On most, if not all, roulette tables around the world there will be a table limit – a maximum bet that once reached you cannot increase your bets any further. The maximum bet varies, but it is generally in the region of 500 – 5,000 times the minimum bet. This means that, even at the upper end of the table limit scale, you cannot exceed 13 losing spins.

Just look at that 20-storey Vegas hotel – it’s living, breathing proof that systems on roulette don’t work.

How Can you Override the Luck Factor?

So, can systems ever work in gambling games?

Even with a game that features a healthy skill element like poker, ALL players will experience a spell of bad variance and go bust – the luck may just not be with the players, even if they’re making sound betting decisions.

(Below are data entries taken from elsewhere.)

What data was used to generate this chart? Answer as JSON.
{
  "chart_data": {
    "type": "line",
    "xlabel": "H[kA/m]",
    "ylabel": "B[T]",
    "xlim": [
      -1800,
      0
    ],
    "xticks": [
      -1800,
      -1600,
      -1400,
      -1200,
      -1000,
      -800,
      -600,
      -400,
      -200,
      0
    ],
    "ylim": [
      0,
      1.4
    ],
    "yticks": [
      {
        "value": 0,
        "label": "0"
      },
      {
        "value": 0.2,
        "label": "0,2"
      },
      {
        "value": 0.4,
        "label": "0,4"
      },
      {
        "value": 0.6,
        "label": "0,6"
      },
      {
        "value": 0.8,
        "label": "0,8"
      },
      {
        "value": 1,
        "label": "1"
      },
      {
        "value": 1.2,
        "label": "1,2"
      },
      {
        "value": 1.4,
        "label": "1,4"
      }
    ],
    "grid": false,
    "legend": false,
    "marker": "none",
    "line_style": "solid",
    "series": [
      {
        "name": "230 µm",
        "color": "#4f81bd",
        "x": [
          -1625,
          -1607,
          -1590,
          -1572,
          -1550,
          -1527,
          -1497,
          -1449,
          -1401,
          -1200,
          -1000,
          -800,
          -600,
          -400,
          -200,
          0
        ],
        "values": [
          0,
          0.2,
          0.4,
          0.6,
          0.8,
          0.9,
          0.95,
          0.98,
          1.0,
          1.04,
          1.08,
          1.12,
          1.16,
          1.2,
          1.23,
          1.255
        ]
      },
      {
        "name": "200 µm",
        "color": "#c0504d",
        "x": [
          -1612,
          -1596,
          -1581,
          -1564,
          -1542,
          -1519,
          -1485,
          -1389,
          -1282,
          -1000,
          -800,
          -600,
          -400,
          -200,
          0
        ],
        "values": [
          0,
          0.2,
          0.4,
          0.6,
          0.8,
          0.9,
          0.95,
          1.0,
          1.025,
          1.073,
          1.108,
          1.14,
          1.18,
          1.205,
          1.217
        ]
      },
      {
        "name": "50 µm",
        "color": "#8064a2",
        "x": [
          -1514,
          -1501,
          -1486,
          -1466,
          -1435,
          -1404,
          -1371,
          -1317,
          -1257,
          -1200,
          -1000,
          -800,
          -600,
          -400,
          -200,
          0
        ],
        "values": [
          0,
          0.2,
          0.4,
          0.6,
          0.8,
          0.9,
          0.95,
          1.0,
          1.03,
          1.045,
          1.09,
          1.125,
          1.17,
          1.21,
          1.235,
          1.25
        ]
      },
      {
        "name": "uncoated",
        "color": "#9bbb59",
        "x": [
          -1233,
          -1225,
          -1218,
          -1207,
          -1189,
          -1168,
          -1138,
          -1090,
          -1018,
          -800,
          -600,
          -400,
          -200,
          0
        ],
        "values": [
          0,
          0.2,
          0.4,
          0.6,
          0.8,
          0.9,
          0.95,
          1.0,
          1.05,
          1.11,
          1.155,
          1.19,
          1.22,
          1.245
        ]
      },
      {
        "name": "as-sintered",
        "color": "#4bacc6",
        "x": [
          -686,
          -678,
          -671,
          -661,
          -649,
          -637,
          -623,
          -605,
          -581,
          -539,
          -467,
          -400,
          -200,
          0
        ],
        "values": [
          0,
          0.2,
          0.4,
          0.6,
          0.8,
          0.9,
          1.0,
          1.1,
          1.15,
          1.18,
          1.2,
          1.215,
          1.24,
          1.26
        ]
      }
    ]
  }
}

So, how can gamblers override the chance factor? With casino games that rely on luck so much, the easy answer is not to play at all. OK, so that’s a little simplistic, but simple bankroll management is the way for long-term success in ANY game involving odds. Play a strict percentage of your bankroll, bank winnings when you’re ahead, and take only ABC decisions that make good sense.

Taking on the Bookies’ Edge

Even good sportsbetting pros will gamble on Even money (1/1) or odds-on results, and avoid accumulators and wild bets like scorecasts that attract casual gamblers. There’s a reason bookies will advertise odds on a striker to score a hat-trick in a soccer match – because the chances of them doing that, especially if they’re going through a bad spell of form, are much lower than the odds the bookie are quoting.

Sportsbetting sites and bookies will skew the ‘true’ odds of anything happening (ie the true odds of someone scoring the first goal in a soccer match is generally much higher than the usual 6/1 or 7/1) but when gambling you’re not just taking on luck in itself, you’re taking on the house too.

But hit big, hit that ‘long shot’ and beat the house, and you’ll be quids in. Hit six numbers on the Lotto or that slots progressive jackpot for mere dollars and those astronomical odds will have been hit. It’s the ultimate temptation – bet small, win big, and spend the rest of your life on a luxury yacht sipping champagne having ‘cheated’ luck – and the house too.

Can We Avoid Luck

Luck, or chance, is inherent in everything we do. Get knocked over by a car, win a raffle prize or get struck by lightning – all involve chance, and just as in gambling, it’s how you play your luck that’s the key thing.

So, stick to games with favorable house edges or skill/gambling games like poker, and study, practice systems, do your legwork and make the odds work in your favor. It’s either that of give up gambling altogether.

And that doesn’t really appeal, does it?